I watched as two police officers approached the front door.
It was opened from the inside and as they disappeared inside, I wondered what they would make of the tip of the knife protruding from your body, what they’d make of a killer who had lain under your bed and driven a long-bladed knife up through the mattress and into your flesh.
An ambulance arrived. It parked behind the police car and dispatched a couple of paramedics.
A few minutes later, another police car turned up and parked behind the ambulance.
Two police officers got out, a woman and a man.
They followed the paramedics into the house and I couldn’t help thinking that it was quite a turnout for you, Nell, especially once the forensic team arrived.
I had to wait a while before the door opened again.
There was a flurry of movement on the doorstep and a woman appeared with a blanket over her shoulders and I thought it must be the friend who had found your body.
I watched as she was led toward the ambulance by a paramedic, the two police officers following behind.
The male got into the police car and began to back it up the road so that the ambulance could get out.
The female officer said something to the woman and the woman turned her head and—
I thought I must be seeing things. IT COULDN’T BE YOU, NELL, IT WASN’T POSSIBLE, YOU WERE MEANT TO BE DEAD!
I rammed my hand in my mouth and bit down on it to stop myself from screaming in frustration.
How was it that you were still alive? I forced myself to remain calm.
You could still die; the blanket covering you could have been hiding terrible injuries.
But the fact that you were able to walk made it unlikely.
I couldn’t work out what had gone wrong.
I thought I must have miscalculated the depth of the mattress and the knife hadn’t gone in deep enough to do the damage I’d expected it to.
I couldn’t understand why you had waited seven hours before calling an ambulance but supposed you hadn’t realized you’d been stabbed until you woke up this morning and found a knife protruding from your body.
White-hot rage burned within me as I watched you being helped into the ambulance.
The police officer climbed in after you and once the ambulance had left, I knew I should leave too, before the police started their house-to-house inquiries.

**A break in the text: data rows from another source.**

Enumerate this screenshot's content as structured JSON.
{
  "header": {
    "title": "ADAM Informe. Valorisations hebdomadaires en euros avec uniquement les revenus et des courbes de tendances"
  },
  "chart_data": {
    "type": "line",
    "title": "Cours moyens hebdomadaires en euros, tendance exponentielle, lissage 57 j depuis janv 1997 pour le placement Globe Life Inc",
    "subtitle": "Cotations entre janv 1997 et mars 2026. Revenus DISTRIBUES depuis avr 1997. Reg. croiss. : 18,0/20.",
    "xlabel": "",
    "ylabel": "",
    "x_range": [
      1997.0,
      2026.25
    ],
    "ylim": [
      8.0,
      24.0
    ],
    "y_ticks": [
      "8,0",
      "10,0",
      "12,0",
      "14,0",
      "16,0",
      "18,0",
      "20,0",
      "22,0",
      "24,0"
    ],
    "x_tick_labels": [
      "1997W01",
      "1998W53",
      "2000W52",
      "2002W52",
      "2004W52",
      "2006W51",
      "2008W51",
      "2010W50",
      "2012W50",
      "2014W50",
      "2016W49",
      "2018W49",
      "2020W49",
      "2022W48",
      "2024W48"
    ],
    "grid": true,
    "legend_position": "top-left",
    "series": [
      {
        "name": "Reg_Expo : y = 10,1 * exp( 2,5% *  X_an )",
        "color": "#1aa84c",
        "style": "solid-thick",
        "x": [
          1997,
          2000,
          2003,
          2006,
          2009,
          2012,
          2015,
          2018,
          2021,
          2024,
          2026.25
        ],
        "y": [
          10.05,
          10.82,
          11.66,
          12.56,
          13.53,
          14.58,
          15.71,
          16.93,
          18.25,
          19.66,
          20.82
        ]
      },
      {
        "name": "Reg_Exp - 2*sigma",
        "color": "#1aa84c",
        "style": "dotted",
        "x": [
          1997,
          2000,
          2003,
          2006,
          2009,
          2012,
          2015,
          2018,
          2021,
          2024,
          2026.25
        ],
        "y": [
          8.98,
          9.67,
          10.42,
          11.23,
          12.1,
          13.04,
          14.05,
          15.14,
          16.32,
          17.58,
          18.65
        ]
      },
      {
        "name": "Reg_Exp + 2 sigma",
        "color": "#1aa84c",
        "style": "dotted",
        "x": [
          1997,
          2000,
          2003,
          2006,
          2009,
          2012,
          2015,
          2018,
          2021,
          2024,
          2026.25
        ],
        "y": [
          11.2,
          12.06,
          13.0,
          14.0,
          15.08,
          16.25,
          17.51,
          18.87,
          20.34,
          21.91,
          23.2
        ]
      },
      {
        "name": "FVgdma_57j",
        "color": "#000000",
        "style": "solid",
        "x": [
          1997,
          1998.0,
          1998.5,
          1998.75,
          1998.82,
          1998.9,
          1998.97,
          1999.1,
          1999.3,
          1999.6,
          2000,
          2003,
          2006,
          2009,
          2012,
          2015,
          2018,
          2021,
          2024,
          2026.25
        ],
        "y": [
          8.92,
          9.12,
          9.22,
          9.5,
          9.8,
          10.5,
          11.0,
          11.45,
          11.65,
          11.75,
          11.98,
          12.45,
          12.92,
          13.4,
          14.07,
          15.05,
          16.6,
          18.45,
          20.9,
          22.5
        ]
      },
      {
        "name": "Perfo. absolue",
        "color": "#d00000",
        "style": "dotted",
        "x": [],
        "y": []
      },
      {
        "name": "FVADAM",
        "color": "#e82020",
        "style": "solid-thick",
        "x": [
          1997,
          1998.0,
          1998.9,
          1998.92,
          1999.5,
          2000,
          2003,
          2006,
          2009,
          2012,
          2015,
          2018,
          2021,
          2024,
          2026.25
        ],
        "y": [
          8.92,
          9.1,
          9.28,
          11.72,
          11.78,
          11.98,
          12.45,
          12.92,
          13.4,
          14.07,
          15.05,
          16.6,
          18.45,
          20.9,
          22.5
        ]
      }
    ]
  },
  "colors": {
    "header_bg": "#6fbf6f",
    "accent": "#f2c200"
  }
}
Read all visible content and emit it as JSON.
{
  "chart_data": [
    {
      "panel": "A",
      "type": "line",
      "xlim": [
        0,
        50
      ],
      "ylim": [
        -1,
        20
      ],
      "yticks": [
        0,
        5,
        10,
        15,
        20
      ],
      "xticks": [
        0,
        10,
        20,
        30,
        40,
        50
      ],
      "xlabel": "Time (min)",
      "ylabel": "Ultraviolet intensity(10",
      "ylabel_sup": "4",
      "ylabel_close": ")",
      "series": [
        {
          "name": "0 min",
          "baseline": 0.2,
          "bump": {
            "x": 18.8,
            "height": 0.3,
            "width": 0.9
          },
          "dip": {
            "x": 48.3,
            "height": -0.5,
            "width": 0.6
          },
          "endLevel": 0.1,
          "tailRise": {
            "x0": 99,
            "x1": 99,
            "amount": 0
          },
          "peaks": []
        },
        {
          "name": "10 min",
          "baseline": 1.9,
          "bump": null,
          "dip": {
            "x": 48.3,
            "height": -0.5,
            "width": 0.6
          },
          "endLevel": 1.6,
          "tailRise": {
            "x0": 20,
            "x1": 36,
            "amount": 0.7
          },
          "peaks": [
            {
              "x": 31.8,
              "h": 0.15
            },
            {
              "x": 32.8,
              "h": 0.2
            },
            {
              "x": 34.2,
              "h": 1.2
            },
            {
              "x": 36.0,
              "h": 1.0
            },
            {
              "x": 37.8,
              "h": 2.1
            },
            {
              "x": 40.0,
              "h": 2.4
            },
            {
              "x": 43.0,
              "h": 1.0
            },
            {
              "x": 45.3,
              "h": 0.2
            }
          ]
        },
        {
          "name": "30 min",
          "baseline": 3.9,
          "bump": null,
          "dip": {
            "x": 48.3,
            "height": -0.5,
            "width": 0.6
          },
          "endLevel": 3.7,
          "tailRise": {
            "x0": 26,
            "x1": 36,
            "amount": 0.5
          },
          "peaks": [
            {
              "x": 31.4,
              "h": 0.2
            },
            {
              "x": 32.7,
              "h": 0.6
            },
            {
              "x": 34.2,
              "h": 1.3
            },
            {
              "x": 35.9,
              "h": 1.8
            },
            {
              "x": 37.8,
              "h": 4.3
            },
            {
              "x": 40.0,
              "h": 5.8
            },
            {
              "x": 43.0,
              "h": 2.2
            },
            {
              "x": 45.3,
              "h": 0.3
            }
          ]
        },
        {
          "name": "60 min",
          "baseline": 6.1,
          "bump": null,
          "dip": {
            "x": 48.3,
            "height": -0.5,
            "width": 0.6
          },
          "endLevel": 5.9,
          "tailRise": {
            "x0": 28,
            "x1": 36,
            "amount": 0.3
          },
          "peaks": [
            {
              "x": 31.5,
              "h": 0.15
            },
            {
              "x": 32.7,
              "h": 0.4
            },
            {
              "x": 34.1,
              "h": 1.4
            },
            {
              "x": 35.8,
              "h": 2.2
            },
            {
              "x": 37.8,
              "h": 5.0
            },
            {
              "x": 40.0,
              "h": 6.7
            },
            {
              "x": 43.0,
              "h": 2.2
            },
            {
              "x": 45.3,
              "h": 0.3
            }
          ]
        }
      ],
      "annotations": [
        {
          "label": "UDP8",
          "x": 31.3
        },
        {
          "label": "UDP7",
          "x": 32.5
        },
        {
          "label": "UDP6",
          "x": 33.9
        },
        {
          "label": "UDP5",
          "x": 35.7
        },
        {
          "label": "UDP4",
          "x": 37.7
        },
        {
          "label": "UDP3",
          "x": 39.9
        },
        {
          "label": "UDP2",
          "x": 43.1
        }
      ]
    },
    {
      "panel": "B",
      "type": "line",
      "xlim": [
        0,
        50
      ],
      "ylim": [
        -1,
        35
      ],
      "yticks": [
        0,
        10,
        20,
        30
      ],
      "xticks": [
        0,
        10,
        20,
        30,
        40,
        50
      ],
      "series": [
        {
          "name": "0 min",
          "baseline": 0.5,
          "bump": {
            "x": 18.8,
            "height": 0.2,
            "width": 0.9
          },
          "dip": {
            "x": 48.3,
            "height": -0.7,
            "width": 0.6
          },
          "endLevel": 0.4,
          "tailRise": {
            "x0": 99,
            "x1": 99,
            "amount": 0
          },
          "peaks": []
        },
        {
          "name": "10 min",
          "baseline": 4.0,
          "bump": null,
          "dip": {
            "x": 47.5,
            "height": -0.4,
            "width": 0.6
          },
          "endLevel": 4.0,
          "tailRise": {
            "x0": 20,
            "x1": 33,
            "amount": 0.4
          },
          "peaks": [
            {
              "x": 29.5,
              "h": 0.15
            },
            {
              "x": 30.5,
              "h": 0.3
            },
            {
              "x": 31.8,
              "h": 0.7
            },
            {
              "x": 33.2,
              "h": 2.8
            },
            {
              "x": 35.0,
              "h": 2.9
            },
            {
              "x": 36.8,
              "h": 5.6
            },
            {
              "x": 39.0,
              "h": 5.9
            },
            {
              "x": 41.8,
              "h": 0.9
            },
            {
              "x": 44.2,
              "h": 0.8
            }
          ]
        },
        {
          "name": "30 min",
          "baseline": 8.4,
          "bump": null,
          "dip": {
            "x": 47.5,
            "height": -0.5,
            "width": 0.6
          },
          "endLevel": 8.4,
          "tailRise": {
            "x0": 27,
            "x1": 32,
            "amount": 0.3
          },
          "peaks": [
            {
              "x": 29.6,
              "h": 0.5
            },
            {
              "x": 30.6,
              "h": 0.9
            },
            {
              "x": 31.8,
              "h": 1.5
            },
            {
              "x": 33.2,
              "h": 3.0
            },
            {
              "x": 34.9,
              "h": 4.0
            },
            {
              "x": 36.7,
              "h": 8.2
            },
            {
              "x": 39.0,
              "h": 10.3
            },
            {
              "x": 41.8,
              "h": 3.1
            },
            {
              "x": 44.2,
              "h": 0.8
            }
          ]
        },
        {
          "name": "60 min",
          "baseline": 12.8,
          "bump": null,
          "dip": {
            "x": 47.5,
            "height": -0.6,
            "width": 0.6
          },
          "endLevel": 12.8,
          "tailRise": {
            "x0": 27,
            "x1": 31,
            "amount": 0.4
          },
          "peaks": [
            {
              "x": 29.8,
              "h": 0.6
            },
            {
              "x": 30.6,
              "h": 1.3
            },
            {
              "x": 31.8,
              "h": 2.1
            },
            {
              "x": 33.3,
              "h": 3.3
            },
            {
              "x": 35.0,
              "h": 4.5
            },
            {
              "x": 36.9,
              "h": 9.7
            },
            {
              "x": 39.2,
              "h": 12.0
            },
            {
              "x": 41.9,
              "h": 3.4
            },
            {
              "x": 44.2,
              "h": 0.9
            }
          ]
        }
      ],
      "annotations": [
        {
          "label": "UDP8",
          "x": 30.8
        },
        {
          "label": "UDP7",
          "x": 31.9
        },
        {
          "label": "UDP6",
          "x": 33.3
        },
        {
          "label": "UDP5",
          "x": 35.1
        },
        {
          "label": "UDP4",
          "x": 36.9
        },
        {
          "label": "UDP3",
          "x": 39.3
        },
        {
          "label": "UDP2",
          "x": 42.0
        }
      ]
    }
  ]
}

But I was in such a state at my failure to kill you that I needed to compose myself first. So I was still there when a private ambulance arrived and when the medics went into the house with a stretcher, I thought that one of the forensic team had been taken ill.
And then they reappeared, carrying a body bag.
It took me a while to realize what must have happened. You had someone with you last night and I had killed them, not you. A black rage filled me and I took my knife and stabbed it into the wall over and over again, imagining it was you.
I don’t like that someone died unnecessarily, Nell, and I’ll make sure that you pay for it when I kill you.